Sec.  414.106  Splints and casts.

    (a) Payment rules. Payment is made in a lump sum for splints and 
casts.
    (b) Fee schedule amount. The fee schedule amount for payment for an 
item or service furnished in 2014 is the reasonable charge amount for 
2013, updated by the percentage increase in the CPI-U for the 12-month 
period ending with June of 2013.
0
9. Section 414.108 is added to read as follows:


Sec.  414.108  IOLs inserted in a physician's office.

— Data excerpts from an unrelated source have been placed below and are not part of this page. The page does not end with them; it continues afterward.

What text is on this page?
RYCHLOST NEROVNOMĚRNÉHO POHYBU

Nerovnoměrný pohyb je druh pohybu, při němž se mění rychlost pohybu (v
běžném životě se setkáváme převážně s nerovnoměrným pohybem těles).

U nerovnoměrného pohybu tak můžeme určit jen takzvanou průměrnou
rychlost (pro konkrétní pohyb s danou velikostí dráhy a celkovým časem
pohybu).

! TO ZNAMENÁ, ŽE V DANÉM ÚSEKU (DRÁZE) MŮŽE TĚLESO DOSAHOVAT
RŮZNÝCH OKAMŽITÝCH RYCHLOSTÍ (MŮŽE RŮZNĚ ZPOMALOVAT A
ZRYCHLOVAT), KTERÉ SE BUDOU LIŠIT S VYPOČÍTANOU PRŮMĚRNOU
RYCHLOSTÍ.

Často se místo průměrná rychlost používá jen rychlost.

    (a) Payment rules. Payment is made in a lump sum for IOLs inserted 
in a physician's office.
    (b) Fee schedule amount. The fee schedule amount for payment for an 
IOL furnished in 2014 is the national average allowed charge for the 
IOL furnished from in calendar year 2012, updated by the percentage 
increase in the CPI-U for the 24-month period ending with June of 2013.
0
10. Revise the heading to Subpart D to read as follows:

Subpart D--Payment for Durable Medical Equipment, Prosthetic and 
Orthotic Devices, and Surgical Dressings

* * * * *
0
11. Section Sec.  414.200 is revised to read as follows:


Sec.  414.200  Purpose.

    This subpart implements sections 1834(a), (h) and (i) of the Act by 
specifying how payments are made for the purchase or rental of new and 
used durable medical equipment, prosthetic and orthotic devices, and 
surgical dressings for Medicare beneficiaries.
0
12. Section 414.226 is amended by revising paragraph (c)(6) to read as 
follows:


Sec.  414.226  Oxygen and oxygen equipment.

* * * * *
    (c) * * *
    (6) Beginning in 2008, CMS makes an annual adjustment to the 
national limited monthly payment rate for items described in paragraph 
(c)(1)(i) of this section to ensure that such payment rates do not 
result in expenditures for any year that are more or less than the 
expenditures that would have been made if such classes had not been 
established.
* * * * *
(Catalog of Federal Domestic Assistance Program No. 93.773, 
Medicare--Hospital Insurance; and Program No. 93.774, Medicare--
Supplementary Medical Insurance Program)

    Dated: June 19, 2013.
Marilyn Tavenner,
Administrator, Centers for Medicare & Medicaid Services.
    Approved: June 26, 2013.
Kathleen Sebelius,
Secretary, Department of Health and Human Services.